Bayu tertawa mendengar ucapan kakak ibunya. Lelaki kecil itu menghentikan gerakan tangannya, lalu memandang pakdenya.
“Mau diinjak-injak Bayu, Pakde?”
“Gelem banget, Le. Lha tapi kamu kan masih belajar.”
“Cuma lagi nggambar kok, Pakde.”
Bayu beranjak dari kursi belajarnya, lalu menghampiri Pakdenya yang terbaring di atas tempat tidurnya.
“Asyiiikk, rajinnya ponakan Pakde. Nanti pakde hadiahi limapuluh ribu rupiah, ya,” Yono membalikkan tubuhnya menjadi posisi tengkurap agar Bayu bisa menginjak-injak tubuhnya.
“Pakde, tahu gak ayah baru aja dikasih keris sama almarhum Mbah Kakung?”
“Hmmm,“ Yono menjawab singkat. Dia lebih tertarik dengan kenikmatan yang didapatkan saat kaki Bayu menginjak-injak punggungnya.
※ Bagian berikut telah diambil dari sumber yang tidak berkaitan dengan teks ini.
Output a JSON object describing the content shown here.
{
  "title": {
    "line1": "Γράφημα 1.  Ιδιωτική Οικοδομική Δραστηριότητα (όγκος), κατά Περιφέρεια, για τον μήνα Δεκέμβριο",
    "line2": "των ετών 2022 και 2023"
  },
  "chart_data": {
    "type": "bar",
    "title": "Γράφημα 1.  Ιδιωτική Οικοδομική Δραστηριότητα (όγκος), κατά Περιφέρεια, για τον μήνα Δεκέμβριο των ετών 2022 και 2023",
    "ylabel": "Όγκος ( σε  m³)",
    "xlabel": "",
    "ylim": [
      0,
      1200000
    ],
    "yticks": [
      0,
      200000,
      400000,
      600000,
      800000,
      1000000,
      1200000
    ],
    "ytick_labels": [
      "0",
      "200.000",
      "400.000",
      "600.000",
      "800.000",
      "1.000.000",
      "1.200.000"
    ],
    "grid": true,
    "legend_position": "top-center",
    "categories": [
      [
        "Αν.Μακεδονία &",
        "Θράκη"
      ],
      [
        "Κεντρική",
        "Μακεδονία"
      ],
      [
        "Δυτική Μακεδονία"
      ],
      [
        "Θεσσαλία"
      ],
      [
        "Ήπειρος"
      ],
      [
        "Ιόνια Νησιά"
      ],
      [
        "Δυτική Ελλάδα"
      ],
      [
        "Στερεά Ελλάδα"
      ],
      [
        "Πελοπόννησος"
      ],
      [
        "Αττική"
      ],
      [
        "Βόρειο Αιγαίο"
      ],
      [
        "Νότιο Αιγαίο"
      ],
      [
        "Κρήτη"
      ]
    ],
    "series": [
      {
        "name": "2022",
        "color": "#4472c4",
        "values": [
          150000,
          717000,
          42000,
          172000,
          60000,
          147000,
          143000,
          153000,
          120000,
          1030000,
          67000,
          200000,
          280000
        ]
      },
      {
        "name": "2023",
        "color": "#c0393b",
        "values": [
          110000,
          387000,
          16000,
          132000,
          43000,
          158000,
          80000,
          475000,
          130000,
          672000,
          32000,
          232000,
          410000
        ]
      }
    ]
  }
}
“Kata ayah, dua keris itu ada isinya, seorang laki-laki dan perempuan dengan pakaian Jawa. Wah Bayu jadi ingat cerita Mbah Kakung tentang kerajaan-kerajaan yang ada di Jawa. Raja-Raja yang gagah perkasa dengan kereta kencananya. Keren sekali pasti ….., “ Bayu terus bercerita sambil kakinya bergerak maju mundur di atas punggung pakdenya.
Yono tak lagi menggubris cerita keponakannya. Rasa kantuk dan capek mengalahkan keceriaan suara keponakannya yang hobi menggambar dan suka bercerita itu.
Bayu menghentikan ceritanya dan turun dari badan pakdenya. Dirapikannya meja belajar yang penuh dengan kertas kertas dan pensil warna. Diambilnya hasil lukisan yang terakhir dibuatnya, sepasang keris. Lelaki kecil berusia 11 tahun itu lalu memandang sepasang keris milik Mbah Kakungnya yang juga tegeletak di Meja. Bayu meminta ijin ayahnya untuk meminjam dua keris tersebut karena dia ingin menggambarnya. Ditinggalkannya Pakde Yono yang sudah memejamkan matanya dan terlelap. Dan malam ini berarti dia bisa tidur sekamar dengan ayah dan ibunya. Saat yang selalu membuatnya gembira.